If the White House could be made entirely out of playing cards, it would be a sight to remember. A far more memorable sight would be watching every queen and king flutter in the wind as some great force sends the illusion tumbling down.
Around the Oscar-Winning Actor Kevin Spacey and several ideas, Netflix had carefully constructed their own beautiful House of Cards on their streaming platform. Since its debut in 2013, House of Cards has been nothing but a success. The hit show ran for five seasons and was set to hit production again just before Anthony Rapp came forth about his sexual assault experience with Spacey when Rapp was 14.
Now, it’s 52 pick up – only a large portion of the playing cards are crinkled.
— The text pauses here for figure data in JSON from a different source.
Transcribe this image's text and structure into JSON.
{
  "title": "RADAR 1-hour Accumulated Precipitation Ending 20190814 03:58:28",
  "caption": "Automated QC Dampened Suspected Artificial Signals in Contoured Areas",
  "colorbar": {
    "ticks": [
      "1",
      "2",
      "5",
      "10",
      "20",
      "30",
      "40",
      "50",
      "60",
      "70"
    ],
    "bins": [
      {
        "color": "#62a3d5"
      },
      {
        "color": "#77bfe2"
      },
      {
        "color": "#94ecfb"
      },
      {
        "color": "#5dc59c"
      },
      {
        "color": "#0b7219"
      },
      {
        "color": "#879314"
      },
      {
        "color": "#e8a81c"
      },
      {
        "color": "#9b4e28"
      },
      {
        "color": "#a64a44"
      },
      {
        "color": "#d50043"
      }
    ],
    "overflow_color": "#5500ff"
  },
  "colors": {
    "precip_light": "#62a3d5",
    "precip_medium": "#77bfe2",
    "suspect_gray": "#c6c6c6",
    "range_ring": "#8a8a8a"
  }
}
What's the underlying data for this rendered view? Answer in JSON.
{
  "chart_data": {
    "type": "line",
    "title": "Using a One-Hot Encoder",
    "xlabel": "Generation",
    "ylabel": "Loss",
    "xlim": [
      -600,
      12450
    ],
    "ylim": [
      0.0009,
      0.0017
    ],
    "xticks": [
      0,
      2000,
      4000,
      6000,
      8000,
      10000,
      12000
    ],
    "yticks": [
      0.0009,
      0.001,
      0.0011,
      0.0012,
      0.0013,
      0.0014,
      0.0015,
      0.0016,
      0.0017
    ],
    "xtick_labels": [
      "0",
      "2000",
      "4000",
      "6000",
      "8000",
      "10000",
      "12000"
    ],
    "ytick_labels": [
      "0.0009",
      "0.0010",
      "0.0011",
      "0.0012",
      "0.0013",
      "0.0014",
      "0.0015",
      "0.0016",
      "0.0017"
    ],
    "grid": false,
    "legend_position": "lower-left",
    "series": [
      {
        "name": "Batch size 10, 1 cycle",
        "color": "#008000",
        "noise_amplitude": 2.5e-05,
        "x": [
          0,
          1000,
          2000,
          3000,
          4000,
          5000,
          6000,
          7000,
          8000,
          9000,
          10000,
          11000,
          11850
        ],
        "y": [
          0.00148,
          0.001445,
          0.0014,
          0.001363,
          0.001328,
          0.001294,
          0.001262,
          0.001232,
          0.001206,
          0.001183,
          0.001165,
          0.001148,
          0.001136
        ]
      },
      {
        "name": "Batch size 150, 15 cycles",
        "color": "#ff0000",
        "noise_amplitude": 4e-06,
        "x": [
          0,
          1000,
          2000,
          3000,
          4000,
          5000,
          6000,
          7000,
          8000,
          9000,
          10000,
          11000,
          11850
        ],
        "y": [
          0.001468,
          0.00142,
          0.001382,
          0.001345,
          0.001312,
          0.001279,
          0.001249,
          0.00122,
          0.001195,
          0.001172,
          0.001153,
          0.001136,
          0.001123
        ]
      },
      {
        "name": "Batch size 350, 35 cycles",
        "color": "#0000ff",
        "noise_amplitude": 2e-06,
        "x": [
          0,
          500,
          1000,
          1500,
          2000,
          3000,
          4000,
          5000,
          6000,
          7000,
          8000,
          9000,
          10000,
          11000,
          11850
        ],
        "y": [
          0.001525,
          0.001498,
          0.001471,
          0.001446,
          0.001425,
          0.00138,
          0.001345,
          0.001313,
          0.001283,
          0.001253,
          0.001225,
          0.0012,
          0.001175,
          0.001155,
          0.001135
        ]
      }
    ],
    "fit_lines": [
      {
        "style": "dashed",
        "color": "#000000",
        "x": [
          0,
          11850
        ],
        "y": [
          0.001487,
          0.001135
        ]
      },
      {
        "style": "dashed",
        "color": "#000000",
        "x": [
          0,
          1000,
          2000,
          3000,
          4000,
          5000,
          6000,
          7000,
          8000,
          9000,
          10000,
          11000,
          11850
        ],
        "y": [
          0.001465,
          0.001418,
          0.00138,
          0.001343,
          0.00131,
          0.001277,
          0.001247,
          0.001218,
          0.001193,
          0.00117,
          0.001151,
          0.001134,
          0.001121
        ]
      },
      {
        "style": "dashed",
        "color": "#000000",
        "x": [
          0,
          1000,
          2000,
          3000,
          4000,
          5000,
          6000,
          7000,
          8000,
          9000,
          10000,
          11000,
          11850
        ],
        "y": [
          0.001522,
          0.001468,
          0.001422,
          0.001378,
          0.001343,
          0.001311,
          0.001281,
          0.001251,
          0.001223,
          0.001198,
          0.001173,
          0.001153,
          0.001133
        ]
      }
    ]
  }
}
With every new voice speaking up, another ace is ripped in half.
As Bryan Cranston has said, Kevin Spacey’s career is over, and may we the board say rightfully so. Sexual assault and abuse of power must not be tolerated by men or women in the workforce, no matter the industry.
Alongside of Netflix suspending production of House of Cards, if not cancelling the series completely, Spacey’s role in Ridley Scott’s next film ‘All the Money In The World’ releasing December 22 was replaced by an entirely different actor. Scott and the film’s producers did not care if the replacement shooting and editing would cost millions of dollars.
Film festival organizers have even started pulling Spacey featured films from their lineups and replacing them with other films within days of shows.
That being said, we also believe that the show in its entirety does not have to stop with the fall of Kevin Spacey. One show’s decline will cost many more actors, producers, and crew members their jobs as well as it costs Spacey’s credibility.
House of Cards has far more to explore than Frank Underwood, especially since the latest season has his wife and vice president Claire Underwood taking over as the 47th president of the United States.
Spacey has since apologized for his past behavior online, specifically towards the allegations from Rapp, instead of denying any of the claims.
“I honestly do not remember the encounter, it would have been over 30 years ago. But if I did behave then as he describes, I owe him the sincerest apology for what would have been deeply inappropriate drunken behavior, and I am sorry for the feelings he describes having carried with him all these years,” Spacey had said on Twitter about Rapp’s allegations back in October.
A total of 15 men have since come forth behind Rapp with horror stories of their own.
However, alongside apologizing, Spacey also chose to use this message to hint on his long-term experience with his very private sexuality. He uses his sexuality as ammo good use of metaphor in his apology, almost like he attempted place his ever tumbling playing cards over the claims made against him in hopes it would save his career.
Hollywood is beginning to stand against abusers no matter their identity. What better way to send off a man abused of sexual crimes than raise his victims and costars well beyond him?
Madame President Claire Underwood will see you now and she doesn’t need any of Frank’s help.